Oleh: Ananta Damarjati
Barisan.co – Idul Adha jatuh pada 31 Juli 2020. Potensi ekonomi ritual tahunan ini tidak pernah kecil. Di tengah pandemi, saat masyarakat kesulitan mengakses pangan, ombak hewan ternak tentu saja adalah berkah.
Covid-19 telah menyebabkan daya beli turun, yang dengan sendirinya mengubah daging menjadi makanan mewah. Pada situasi inilah, Idul Adha rasanya penting kita sambut, terutama atas kemampuannya menyejahterakan kelompok miskin (the least well-off) yang hari ini semakin terdesak kebutuhan pangan.
Namun, jelas Idul Adha 2020 perlu dilakukan secara hati-hati. Minimal dengan menerapkan protokol kesehatan. Tapi, entah karena saking berhati-hati, beberapa pihak (ormas, institusi) justeru menganjurkan agar umat mengonversi hewan kurban menjadi uang. Atas nama pandemi Covid-19? Saya kira mereka berlebihan.

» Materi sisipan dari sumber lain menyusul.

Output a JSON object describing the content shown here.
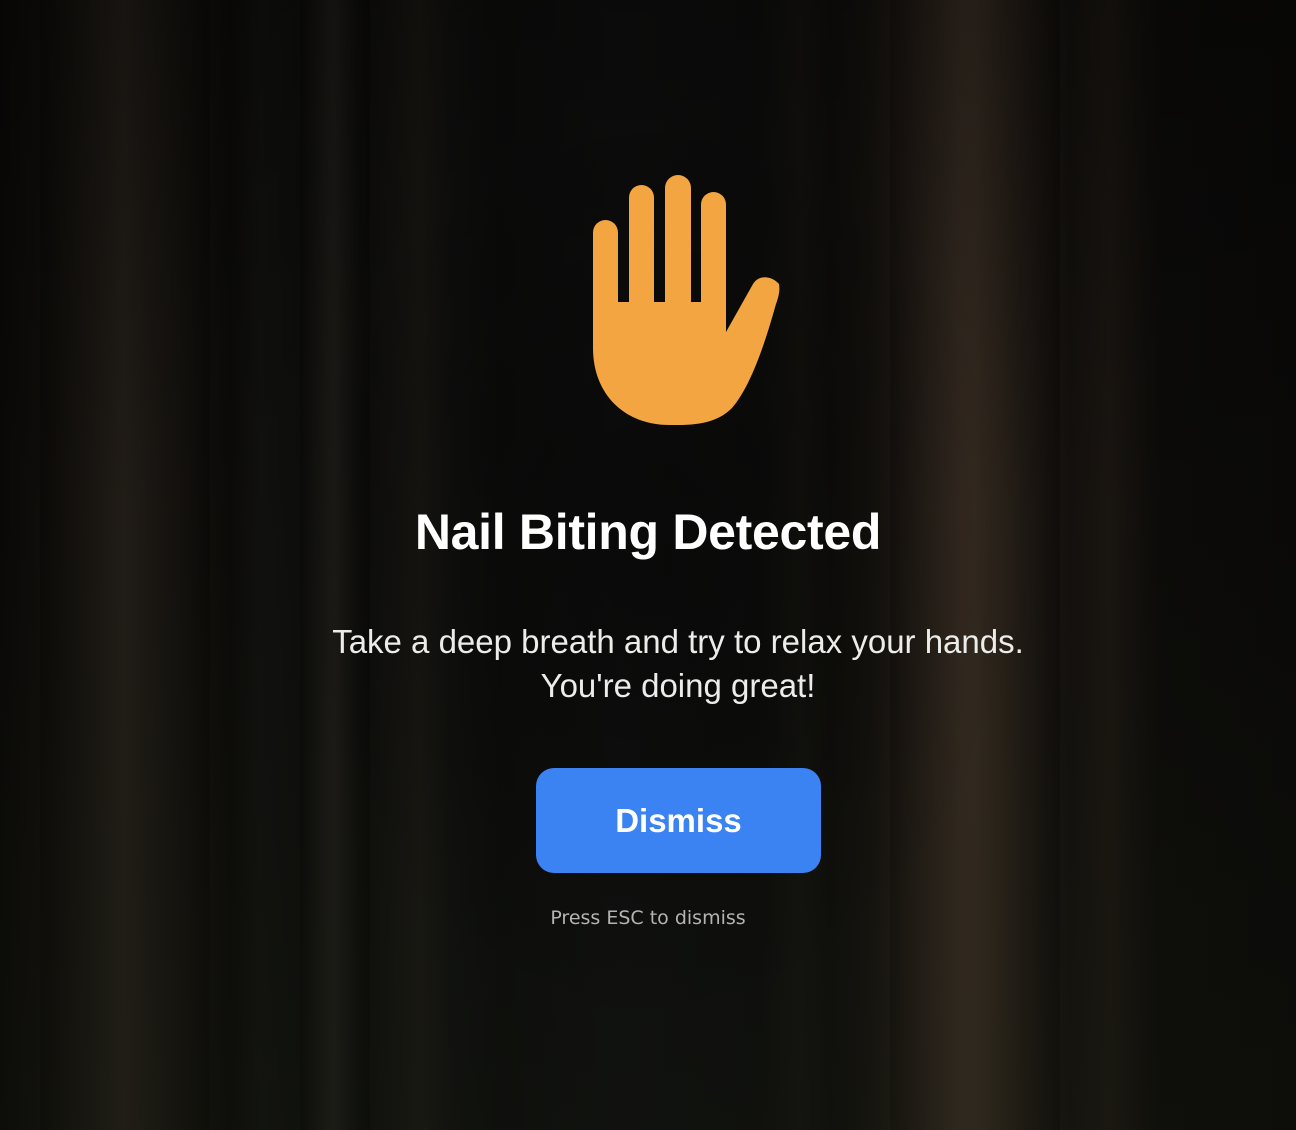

Alih-alih demikian, cenderung diperlukan kolaborasi semua pihak agar perayaan Idul Adha kali ini berjalan baik. Lebih-lebih, hari raya kurban semestinya dapat menjadi instrumen penguat, tepat di saat Indonesia dihadapkan tantangan untuk memenuhi kebutuhan pangan.

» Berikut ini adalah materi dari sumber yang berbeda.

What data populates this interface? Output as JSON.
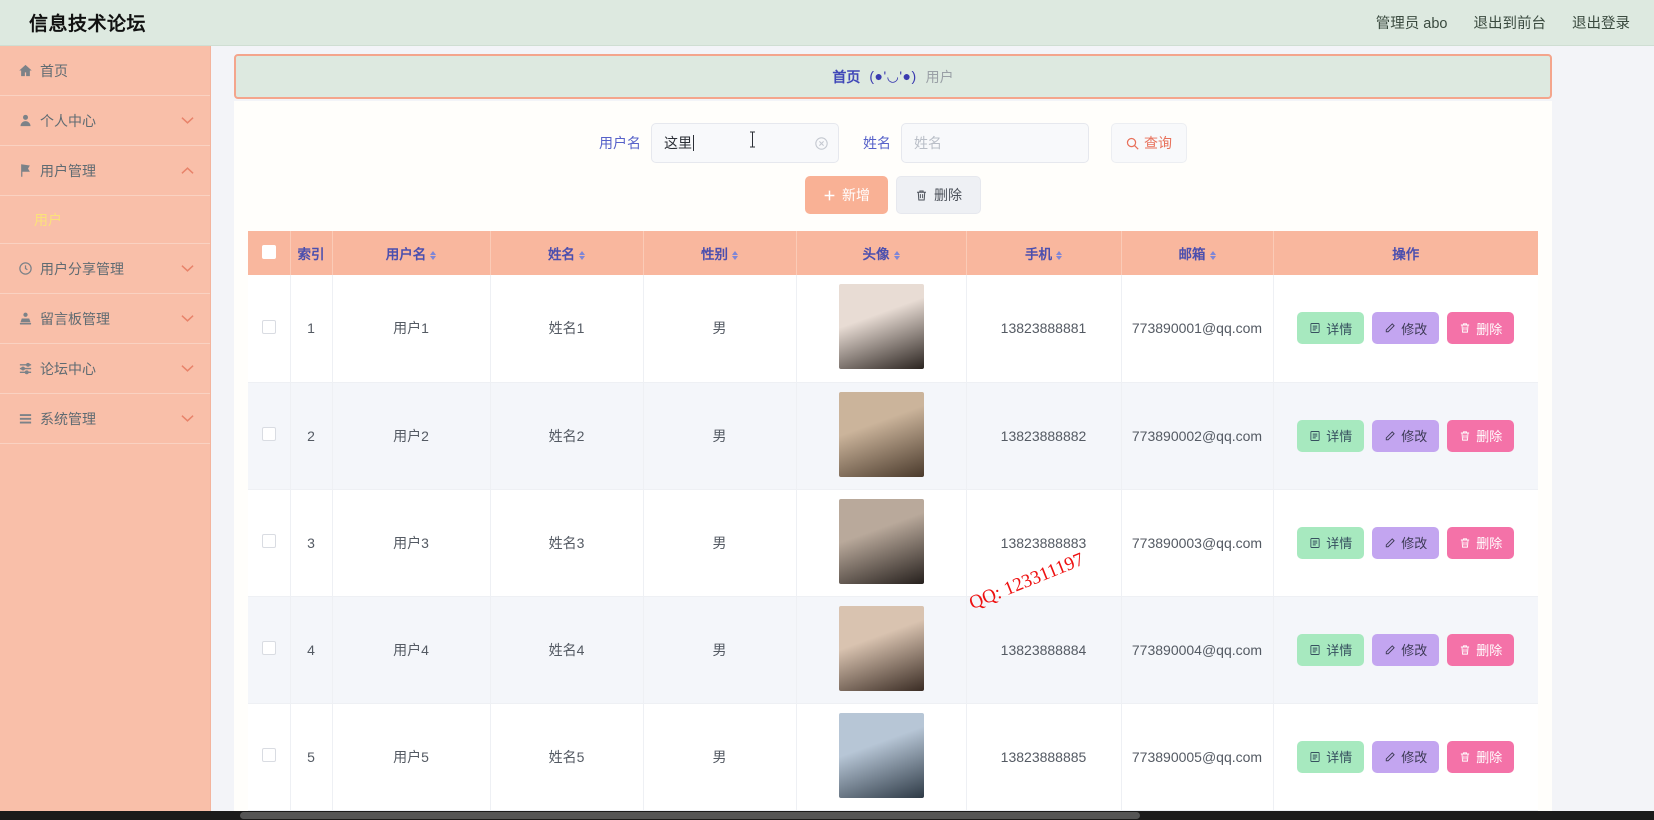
{
  "header": {
    "brand": "信息技术论坛",
    "links": [
      {
        "label": "管理员 abo",
        "name": "admin-user"
      },
      {
        "label": "退出到前台",
        "name": "exit-to-front"
      },
      {
        "label": "退出登录",
        "name": "logout"
      }
    ]
  },
  "sidebar": {
    "items": [
      {
        "label": "首页",
        "icon": "home-icon",
        "arrow": ""
      },
      {
        "label": "个人中心",
        "icon": "user-icon",
        "arrow": "down"
      },
      {
        "label": "用户管理",
        "icon": "flag-icon",
        "arrow": "up"
      },
      {
        "label": "用户分享管理",
        "icon": "clock-icon",
        "arrow": "down"
      },
      {
        "label": "留言板管理",
        "icon": "stamp-icon",
        "arrow": "down"
      },
      {
        "label": "论坛中心",
        "icon": "sliders-icon",
        "arrow": "down"
      },
      {
        "label": "系统管理",
        "icon": "list-icon",
        "arrow": "down"
      }
    ],
    "sub_item": "用户"
  },
  "breadcrumb": {
    "home": "首页",
    "separator": "(●'◡'●)",
    "current": "用户"
  },
  "search": {
    "username_label": "用户名",
    "username_value": "这里",
    "name_label": "姓名",
    "name_placeholder": "姓名",
    "query_label": "查询"
  },
  "actions": {
    "add_label": "新增",
    "delete_label": "删除"
  },
  "table": {
    "columns": [
      {
        "label": "",
        "name": "select-all",
        "sortable": false
      },
      {
        "label": "索引",
        "name": "index",
        "sortable": false
      },
      {
        "label": "用户名",
        "name": "username",
        "sortable": true
      },
      {
        "label": "姓名",
        "name": "name",
        "sortable": true
      },
      {
        "label": "性别",
        "name": "gender",
        "sortable": true
      },
      {
        "label": "头像",
        "name": "avatar",
        "sortable": true
      },
      {
        "label": "手机",
        "name": "phone",
        "sortable": true
      },
      {
        "label": "邮箱",
        "name": "email",
        "sortable": true
      },
      {
        "label": "操作",
        "name": "operations",
        "sortable": false
      }
    ],
    "row_buttons": {
      "detail": "详情",
      "edit": "修改",
      "delete": "删除"
    },
    "rows": [
      {
        "index": "1",
        "username": "用户1",
        "name": "姓名1",
        "gender": "男",
        "phone": "13823888881",
        "email": "773890001@qq.com",
        "avatar_colors": [
          "#e8dcd4",
          "#2b2420"
        ]
      },
      {
        "index": "2",
        "username": "用户2",
        "name": "姓名2",
        "gender": "男",
        "phone": "13823888882",
        "email": "773890002@qq.com",
        "avatar_colors": [
          "#cbb49b",
          "#4a3a2c"
        ]
      },
      {
        "index": "3",
        "username": "用户3",
        "name": "姓名3",
        "gender": "男",
        "phone": "13823888883",
        "email": "773890003@qq.com",
        "avatar_colors": [
          "#b9a99b",
          "#26201d"
        ]
      },
      {
        "index": "4",
        "username": "用户4",
        "name": "姓名4",
        "gender": "男",
        "phone": "13823888884",
        "email": "773890004@qq.com",
        "avatar_colors": [
          "#d9c3b0",
          "#3a2c24"
        ]
      },
      {
        "index": "5",
        "username": "用户5",
        "name": "姓名5",
        "gender": "男",
        "phone": "13823888885",
        "email": "773890005@qq.com",
        "avatar_colors": [
          "#b7c6d6",
          "#2e3a46"
        ]
      }
    ]
  },
  "watermark": "QQ: 123311197",
  "colors": {
    "sidebar_bg": "#f9bfa9",
    "header_bg": "#dde9e0",
    "accent": "#f4a58c",
    "table_header_bg": "#f9b79e",
    "table_header_text": "#4b4fae",
    "link_blue": "#4048b8",
    "sub_item_yellow": "#fbe27a",
    "watermark_red": "#ee1111"
  }
}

Kemarin lalu FAO telah mengingatkan akan datangnya krisis pangan dunia. Meski cukup sulit mengatakan krisis itu akan tereskalasi menjadi bencana kelaparan, kita perlu bersiap atas dua alasan. Pertama, karena pandemi belum selesai. Kedua, perekonomian kita terus memburuk. Mari langsung membahas soal yang kedua.
Pada umumnya saat ekonomi sedang baik, buah keberuntungan dapat dinikmati semua kalangan. Tapi saat memburuk, hanya kelompok kecil lah yang terdampak. Hal demikian pun terjadi hari ini. Di mana ketika sekitar 10% penduduk termiskin kesulitan mengakses makanan, ada sejumlah besar kelompok ‘previlese’ (yang berkesempatan work from home dll) mengalami kenaikan berat badan rerata sampai 10 Kg.
Tidak ada penelitian resmi soal berat badan itu. Tapi, saya bisa menunjuk banyak orang dalam kelompok ini, yang sekarang terseret dalam tren perut buncit. Setidaknya Kepala Bappenas Suharso Manoarfa menyebut, sejak Maret, 42% konsumsi nasional dan 53% pajak nasional ditopang masyarakat kelas menengah (25/06/2020).
Sementara di sisi lain, BPS mencatat jumlah penduduk miskin Indonesia pada Maret 2020 bertambah 1,63 juta. Banyak dari mereka, karena pandemi, kehilangan kemampuan memenuhi kebutuhan dasar (basic needs).
Maka, pada titik inilah tampak jelas Islam adalah sebaik-baiknya rahmat. Spirit berbagi dalam perayaan kurban mampu menjembatani kesenjangan yang melebar pada situasi pandemi Covid-19. Dan siapapun punya potensi untuk mendemonstrasikan spirit berbagi itu.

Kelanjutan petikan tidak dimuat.